Each of the metrics we calculated above are also available inside the sklearn.metrics
module.
In the cell below, import the following functions:
precision_score
recall_score
accuracy_score
f1_score
Then, use the labels
and the predictions from each model (not the confusion matrices) to double check the performance of our functions above.
# Import everything needed here first!
preds = [model1_preds, model2_preds, model3_preds]
for ind, i in enumerate(preds):
print('-'*40)
print('Model {} Metrics:'.format(ind + 1))
print('Precision: {}'.format(None))
print('Recall: {}'.format(None))
print('Accuracy: {}'.format(None))
print('F1-Score: {}'.format(None))
Remember that table that you filled out above? It's called a Classification Report, and it turns out that sklearn can even create one of those for you! This classification report even breaks down performance by individual class predictions for your model.

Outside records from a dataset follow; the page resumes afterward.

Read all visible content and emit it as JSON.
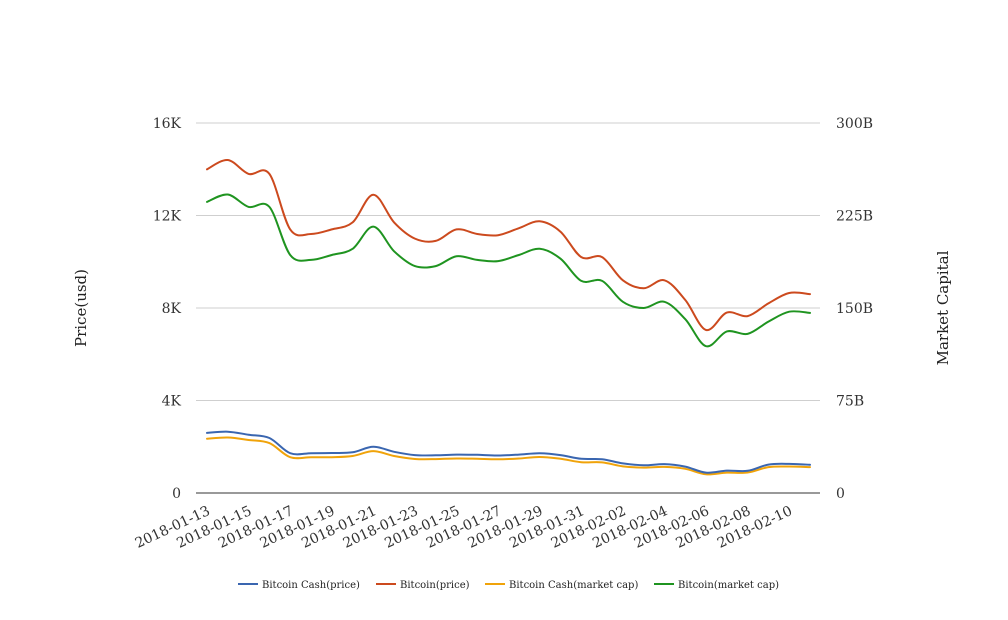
{
  "chart_data": {
    "type": "line",
    "title": "",
    "ylabel": "Price(usd)",
    "y2label": "Market Capital",
    "ylim": [
      0,
      16000
    ],
    "y2lim": [
      0,
      300000000000
    ],
    "yticks": [
      "0",
      "4K",
      "8K",
      "12K",
      "16K"
    ],
    "y2ticks": [
      "0",
      "75B",
      "150B",
      "225B",
      "300B"
    ],
    "grid": true,
    "legend_position": "bottom",
    "x": [
      "2018-01-13",
      "2018-01-14",
      "2018-01-15",
      "2018-01-16",
      "2018-01-17",
      "2018-01-18",
      "2018-01-19",
      "2018-01-20",
      "2018-01-21",
      "2018-01-22",
      "2018-01-23",
      "2018-01-24",
      "2018-01-25",
      "2018-01-26",
      "2018-01-27",
      "2018-01-28",
      "2018-01-29",
      "2018-01-30",
      "2018-01-31",
      "2018-02-01",
      "2018-02-02",
      "2018-02-03",
      "2018-02-04",
      "2018-02-05",
      "2018-02-06",
      "2018-02-07",
      "2018-02-08",
      "2018-02-09",
      "2018-02-10",
      "2018-02-11"
    ],
    "xticks": [
      "2018-01-13",
      "2018-01-15",
      "2018-01-17",
      "2018-01-19",
      "2018-01-21",
      "2018-01-23",
      "2018-01-25",
      "2018-01-27",
      "2018-01-29",
      "2018-01-31",
      "2018-02-02",
      "2018-02-04",
      "2018-02-06",
      "2018-02-08",
      "2018-02-10"
    ],
    "series": [
      {
        "name": "Bitcoin Cash(price)",
        "axis": "left",
        "color": "#3a66b0",
        "values": [
          2600,
          2650,
          2520,
          2380,
          1720,
          1720,
          1730,
          1760,
          2000,
          1780,
          1640,
          1630,
          1660,
          1650,
          1620,
          1660,
          1720,
          1640,
          1480,
          1460,
          1280,
          1200,
          1250,
          1140,
          880,
          970,
          960,
          1230,
          1260,
          1220
        ]
      },
      {
        "name": "Bitcoin(price)",
        "axis": "left",
        "color": "#cc4a1e",
        "values": [
          14000,
          14400,
          13800,
          13800,
          11400,
          11200,
          11400,
          11700,
          12900,
          11700,
          11000,
          10900,
          11400,
          11200,
          11150,
          11450,
          11750,
          11300,
          10200,
          10200,
          9200,
          8850,
          9200,
          8350,
          7050,
          7800,
          7650,
          8200,
          8650,
          8600
        ]
      },
      {
        "name": "Bitcoin Cash(market cap)",
        "axis": "right",
        "color": "#f0a30a",
        "values": [
          44000000000,
          45000000000,
          43000000000,
          40500000000,
          29000000000,
          29000000000,
          29000000000,
          30000000000,
          34000000000,
          30000000000,
          27600000000,
          27500000000,
          28000000000,
          27800000000,
          27300000000,
          28000000000,
          29200000000,
          27800000000,
          25000000000,
          24800000000,
          21600000000,
          20600000000,
          21200000000,
          19600000000,
          15200000000,
          16500000000,
          16600000000,
          21000000000,
          21500000000,
          21000000000
        ]
      },
      {
        "name": "Bitcoin(market cap)",
        "axis": "right",
        "color": "#1f9420",
        "values": [
          236000000000,
          242000000000,
          232000000000,
          232000000000,
          193000000000,
          189000000000,
          193000000000,
          198000000000,
          216000000000,
          196000000000,
          184000000000,
          184000000000,
          192000000000,
          189000000000,
          188000000000,
          193000000000,
          198000000000,
          190000000000,
          172000000000,
          172000000000,
          155000000000,
          150000000000,
          155000000000,
          141000000000,
          119000000000,
          131000000000,
          129000000000,
          139000000000,
          147000000000,
          146000000000
        ]
      }
    ]
  }
}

In closing, let's create some and interpret some classification reports using sklearn. Like everything else we've used this lab, you can find the classification_report()
function inside the sklearn.metrics
module. This function takes in two required arguments: labels, and predictions.
Complete the code in the cell below to create classification reports for each of our models.
# Import classification_report below!
for ind, i in enumerate(preds):
print('-'*40)
print("Model {} Classification Report:".format(ind + 1))
print(None)
In this lab, we manually calculated various evaluation metrics to help us evaluate classifier performance, and we also made use of preexisting tools inside of sklearn for the same purpose.